There has always been support for the so called feminine or traditional roles for women as secretaries and nurses.  Today, however, women are serving in the combined military services as infantry gun crews, seamanship specialists and electronic equipment repairers.  They serve as communications and intelligence specialists and as medical and dental specialists.  There are women serving in functional support and administration, as craftsmen, service and supply handlers, making a total of 11.8 percent of the Military. (2)

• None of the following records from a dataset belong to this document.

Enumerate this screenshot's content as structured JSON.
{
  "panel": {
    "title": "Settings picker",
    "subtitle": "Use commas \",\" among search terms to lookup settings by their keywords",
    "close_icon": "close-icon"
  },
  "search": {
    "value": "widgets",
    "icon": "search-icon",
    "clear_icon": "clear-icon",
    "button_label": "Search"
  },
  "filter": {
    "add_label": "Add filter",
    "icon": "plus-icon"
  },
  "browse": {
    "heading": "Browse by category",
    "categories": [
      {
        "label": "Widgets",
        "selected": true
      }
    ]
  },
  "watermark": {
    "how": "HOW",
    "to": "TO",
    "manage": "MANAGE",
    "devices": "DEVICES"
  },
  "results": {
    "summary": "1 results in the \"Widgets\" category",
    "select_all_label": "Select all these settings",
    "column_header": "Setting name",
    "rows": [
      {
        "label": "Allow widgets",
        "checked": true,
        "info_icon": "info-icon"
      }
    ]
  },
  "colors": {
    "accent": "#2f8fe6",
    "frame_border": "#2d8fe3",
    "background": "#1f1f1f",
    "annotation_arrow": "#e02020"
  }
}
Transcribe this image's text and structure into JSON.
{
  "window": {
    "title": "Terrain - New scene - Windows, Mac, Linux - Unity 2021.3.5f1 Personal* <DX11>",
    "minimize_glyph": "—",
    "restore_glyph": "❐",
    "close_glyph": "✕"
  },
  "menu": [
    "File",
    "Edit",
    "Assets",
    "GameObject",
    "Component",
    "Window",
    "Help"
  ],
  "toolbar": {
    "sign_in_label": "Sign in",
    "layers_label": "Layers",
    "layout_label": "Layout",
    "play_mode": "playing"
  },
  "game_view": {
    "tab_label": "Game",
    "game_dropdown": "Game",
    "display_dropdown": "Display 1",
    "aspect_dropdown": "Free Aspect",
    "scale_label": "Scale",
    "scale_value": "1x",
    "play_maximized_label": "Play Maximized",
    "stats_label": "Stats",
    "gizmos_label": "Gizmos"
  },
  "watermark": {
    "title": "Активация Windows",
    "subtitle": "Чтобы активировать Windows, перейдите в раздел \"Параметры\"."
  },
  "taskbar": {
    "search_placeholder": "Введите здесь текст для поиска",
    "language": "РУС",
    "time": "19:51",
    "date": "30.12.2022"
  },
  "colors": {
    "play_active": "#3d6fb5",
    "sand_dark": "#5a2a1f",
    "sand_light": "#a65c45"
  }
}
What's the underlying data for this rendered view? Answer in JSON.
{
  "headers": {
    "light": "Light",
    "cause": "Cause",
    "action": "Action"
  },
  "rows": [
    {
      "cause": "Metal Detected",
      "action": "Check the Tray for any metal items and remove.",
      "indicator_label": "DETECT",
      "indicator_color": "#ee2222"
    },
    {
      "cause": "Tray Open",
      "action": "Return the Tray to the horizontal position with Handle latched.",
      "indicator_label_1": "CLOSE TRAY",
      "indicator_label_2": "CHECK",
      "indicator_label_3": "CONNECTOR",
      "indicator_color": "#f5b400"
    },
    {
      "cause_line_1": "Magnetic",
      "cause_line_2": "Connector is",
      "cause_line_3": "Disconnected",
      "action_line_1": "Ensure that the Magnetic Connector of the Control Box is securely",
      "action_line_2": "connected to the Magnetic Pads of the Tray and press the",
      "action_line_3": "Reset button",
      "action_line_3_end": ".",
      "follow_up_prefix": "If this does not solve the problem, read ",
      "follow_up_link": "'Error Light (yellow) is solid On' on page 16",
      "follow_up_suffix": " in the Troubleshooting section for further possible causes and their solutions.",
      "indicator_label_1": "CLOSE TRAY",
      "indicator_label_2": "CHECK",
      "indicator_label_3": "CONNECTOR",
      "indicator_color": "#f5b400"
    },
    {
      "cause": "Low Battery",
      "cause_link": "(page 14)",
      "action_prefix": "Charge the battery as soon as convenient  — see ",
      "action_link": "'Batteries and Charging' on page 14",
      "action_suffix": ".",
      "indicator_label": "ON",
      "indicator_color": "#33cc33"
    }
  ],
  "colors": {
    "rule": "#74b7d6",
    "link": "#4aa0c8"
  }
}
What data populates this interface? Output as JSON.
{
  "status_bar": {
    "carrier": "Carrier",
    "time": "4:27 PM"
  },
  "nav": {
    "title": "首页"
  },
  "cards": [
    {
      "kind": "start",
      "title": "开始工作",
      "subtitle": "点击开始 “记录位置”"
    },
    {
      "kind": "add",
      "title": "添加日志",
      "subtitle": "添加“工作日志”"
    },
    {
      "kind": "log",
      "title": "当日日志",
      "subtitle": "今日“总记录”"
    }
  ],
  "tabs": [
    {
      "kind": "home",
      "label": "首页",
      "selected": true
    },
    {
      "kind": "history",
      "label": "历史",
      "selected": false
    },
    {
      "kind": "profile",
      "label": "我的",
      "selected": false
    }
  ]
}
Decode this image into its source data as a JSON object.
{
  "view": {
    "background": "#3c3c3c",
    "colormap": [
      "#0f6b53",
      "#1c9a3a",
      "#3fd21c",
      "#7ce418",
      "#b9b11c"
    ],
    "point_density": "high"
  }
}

Women's reasons for joining the military frequently differ from the male serviceman.  When men and women were asked if joining the military would ensure them a $20,000 educational voucher 42 percent of the 16-20 year males chose this option as opposed to 18 percent of the females. (4)

There is no doubt that women in general, are not as physically strong as men.  Women, on the average, are weaker in the upper body strength than an average young man.  Men are larger, heavier, faster than the average female.  Men are apt to be more aggressive.  Since the average young woman is not as strong nor as aggressive, her first choice seems to incline towards a non-combative assignment.(5)

However, not all women conform to the average.  Some women are stronger and more aggressive than many men.  Why shouldn't such exceptional women be allowed to serve in combat?  History has many examples of women who served in this capacity from colonial times to the present.  Mary Ludwig Hays McCauley (Molly Pitcher) took her wounded husband's place at the battle of Manmouth.  Margaret Corbin fought in the artillery at Manhattan in 1776.  Women in the Continental army were paid for their services and provided in this way for their children.  These women were not considered "a bunch of eccentrics".  They were the sort of "good patriotic Americans" from whom the D. A. R. are proud to claim descent. (6)

Women are still not allowed to serve in combat positions in most of the military divisions and by policy in the army.

Since the Pentagon started recruiting women during the 1970s the meaning of the term "combat" roles for women has changed.  U.S. servicewomen in Saudi Arabia are setting up military installations in the desert and working on supply lines.  There are no plans to remove women from these positions of front line actions.  There is a strong probability that there will be casualties.  Women have been issued protective gear, carry arms and are trained to use them if needs be.

Many women are lobbying for a lift of combat restrictions.  Women can fly F-15s, just as well as a man and would not be in as much danger as in the positions where women are now permitted.  For example, it could be more dangerous in the back lines with supply details, communications equipment and refueling of planes.  Rep. Phyllis Schroeder cites that the military manual instructs to hit the "back line" first to isolate the "front line".

One of the most frequently cited arguments against women is their lack of physical strength.  But brute force is irrelevant in many of the highly technical combat equipment used in today's wars.

Male bonding is one of the most commonly used arguments against women in the service.  Historian Linda Grant De Pauw, founder of Minerva Center, says that these objections are a part of the old stereotypes of women as victims.  "It's like the image they used to have of blacks before they served with them -- that they were too cowardly, too stupid or would break their weapons," she argues. (7)

There are problems for women in the service as yet unsolved.  Women who wish to make the military their life's career are still finding resistance to what has been considered the male domain.  Women have been killed in war but is this a real issue?  Policewomen have been killed in the line of duty without a great outcry.  Although women's role in active combat has not been completely settled, in 1988 Ronald Reagan signed an executive order revising the Code of Conduct for POWs.  The statement, "I am an American fighting man", now reads, "I am an American".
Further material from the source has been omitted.